= Elan (magazine) =

Elan the magazine is an online lifestyle publication, focused on global youth culture, sharing the stories of remarkable young professionals empowering their communities, enlightening their peers and inspiring those around them. Covering a variety of topics from business and architecture to fashion and culture, Elan also includes inspiring profiles of prominent voices around the world. Based in New York City, the online publication has more than 3,000,000 visitors per month and is growing rapidly.

==History==
Founded in 2008, Elan first appeared in print and then went online in 2009. Elan’s strives to cover global culture in a way that has not been done before. By highlighting the community in regards to culture, business, travel, humor, high profile people, and mainstream news the publication has succeeded in staying away from stereotypical political issues that tend to drown out these other fascinating stories. Content is youth and forward focused, making it a positive voice about culture and being a modern Muslim in the world today. This unique approach has led the publication to being the dominant voice it is regarded as today.

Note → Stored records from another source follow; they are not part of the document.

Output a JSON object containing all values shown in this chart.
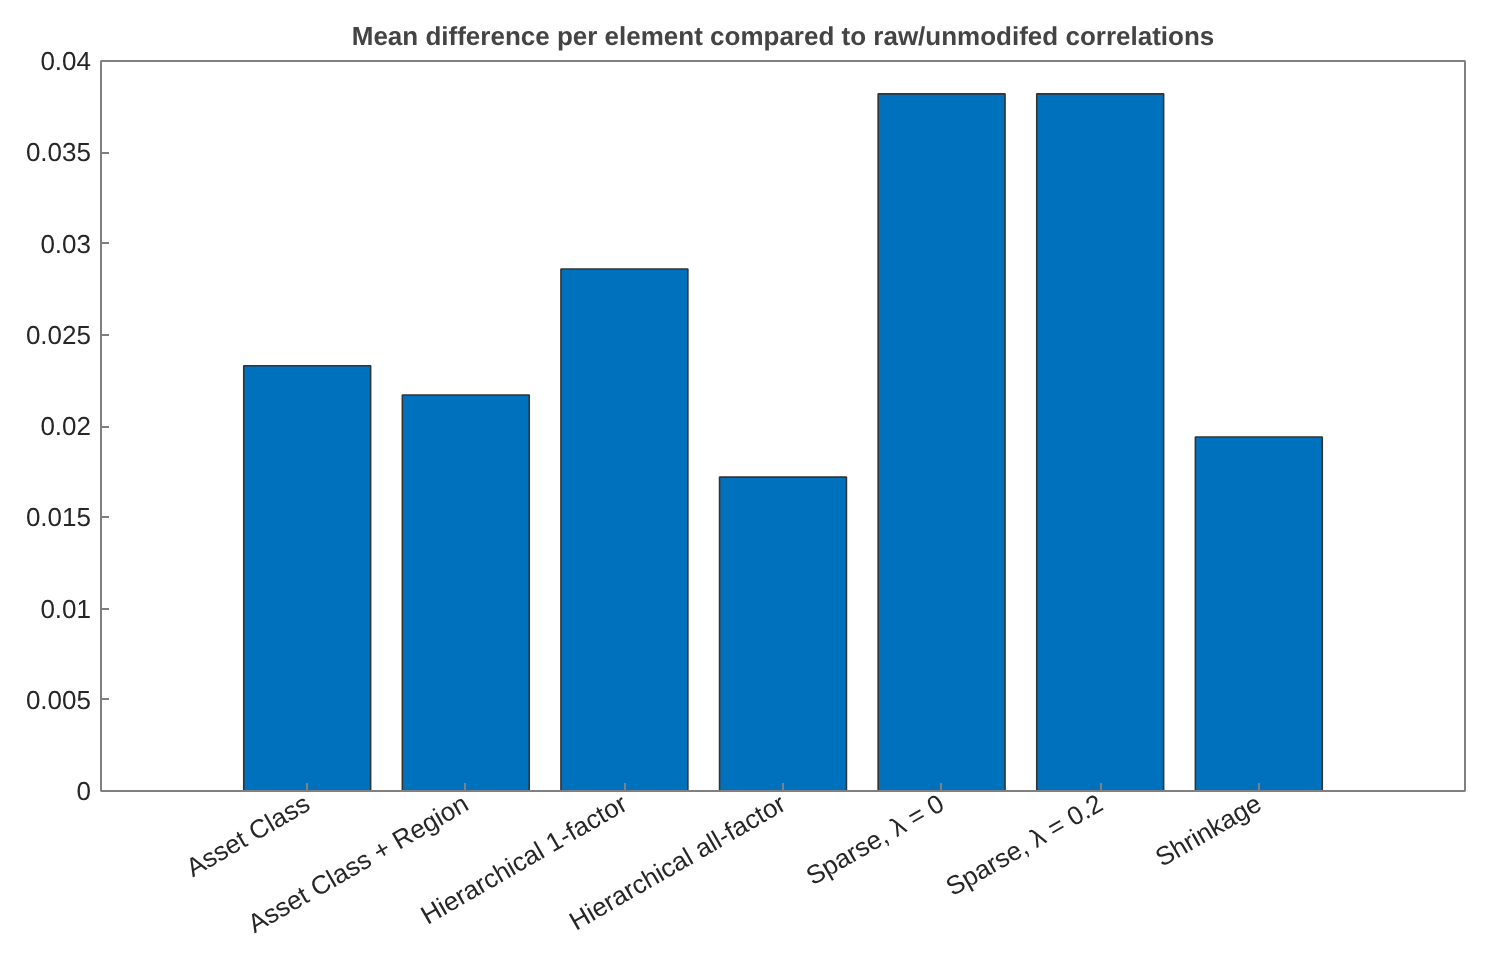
{
  "chart_data": {
    "type": "bar",
    "title": "Mean difference per element compared to raw/unmodifed correlations",
    "categories": [
      "Asset Class",
      "Asset Class + Region",
      "Hierarchical 1-factor",
      "Hierarchical all-factor",
      "Sparse, λ = 0",
      "Sparse, λ = 0.2",
      "Shrinkage"
    ],
    "values": [
      0.0233,
      0.0217,
      0.0286,
      0.0172,
      0.0382,
      0.0382,
      0.0194
    ],
    "color": "#0072bd",
    "ylim": [
      0,
      0.04
    ],
    "yticks": [
      0,
      0.005,
      0.01,
      0.015,
      0.02,
      0.025,
      0.03,
      0.035,
      0.04
    ],
    "grid": false
  }
}
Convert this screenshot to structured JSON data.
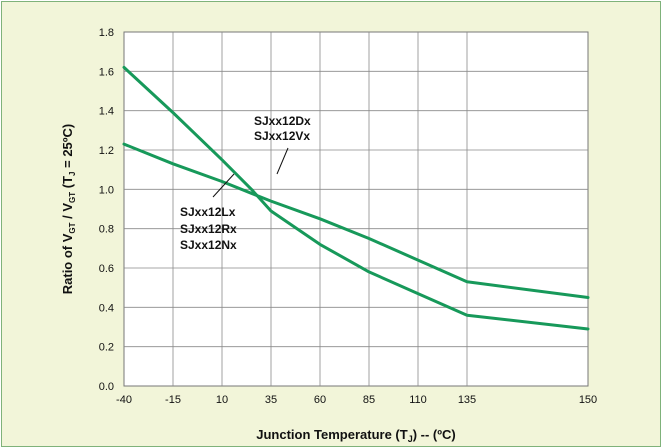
{
  "chart_data": {
    "type": "line",
    "xlabel": {
      "main": "Junction Temperature (T",
      "sub": "J",
      "tail": ") -- (ºC)"
    },
    "ylabel": {
      "p1": "Ratio of  V",
      "s1": "GT",
      "p2": " / V",
      "s2": "GT",
      "p3": " (T",
      "s3": "J",
      "p4": " = 25ºC)"
    },
    "x_ticks": [
      -40,
      -15,
      10,
      35,
      60,
      85,
      110,
      135,
      150
    ],
    "y_ticks": [
      "0.0",
      "0.2",
      "0.4",
      "0.6",
      "0.8",
      "1.0",
      "1.2",
      "1.4",
      "1.6",
      "1.8"
    ],
    "xlim": [
      -40,
      150
    ],
    "ylim": [
      0,
      1.8
    ],
    "grid": true,
    "series": [
      {
        "name": "SJxx12Dx / SJxx12Vx",
        "color": "#17995a",
        "x": [
          -40,
          -15,
          10,
          25,
          35,
          60,
          85,
          110,
          135,
          150
        ],
        "y": [
          1.62,
          1.39,
          1.15,
          1.0,
          0.89,
          0.72,
          0.58,
          0.47,
          0.36,
          0.29
        ]
      },
      {
        "name": "SJxx12Lx / SJxx12Rx / SJxx12Nx",
        "color": "#17995a",
        "x": [
          -40,
          -15,
          10,
          25,
          35,
          60,
          85,
          110,
          135,
          150
        ],
        "y": [
          1.23,
          1.13,
          1.04,
          0.98,
          0.94,
          0.85,
          0.75,
          0.64,
          0.53,
          0.45
        ]
      }
    ],
    "annotations": [
      {
        "lines": [
          "SJxx12Dx",
          "SJxx12Vx"
        ],
        "series": 0
      },
      {
        "lines": [
          "SJxx12Lx",
          "SJxx12Rx",
          "SJxx12Nx"
        ],
        "series": 1
      }
    ]
  }
}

The name Elan came from its meaning of “announcement” in Persian, Urdu and Arabic. The magazine’s global approach to people from different backgrounds and cultures around the world is one of
the founding principles of the publication.

In the Spring of 2011, Elan also introduced a brand new weekly Webcast section featuring global correspondents covering a multitude of topics and thought leaders around the world including US Special Representative Farah Pandith, HRH Princess Rym Ali, and Farooq Kathwari, CEO of Ethan Allen.

==Impact==
With a goal to increase cross-cultural understanding by highlighting the ideas and perspectives of innovative voices across all fields, Elan covers world culture in a way that has not been done before. Its writers cover various hues of the global spectrum including culture, business, travel, humor, high profile individuals, and mainstream news. The publication has, however, successfully succeeded in staying away from divisive political issues that tend to drown out otherwise fascinating stories. The magazine now focuses on more global issues and continuously expanding with its new tagline “The Voices We Love. The Stories We Live.”

"Elan is very valuable in the media marketplace as a place for the growing group of young, savvy professionals
across the world. Serving this ignored, marginalized, or even unrecognized demographic with culturally relevant news and information makes elan essential to a diverse media landscape," said Reza Aslan, author of New York Times best seller No God but God and regular CNN analyst.

Voted as one of the hottest launches by min magazine in 2008, Elan has also had commentary featured in The Huffington Post, Entrepreneur, USA Today and CNN.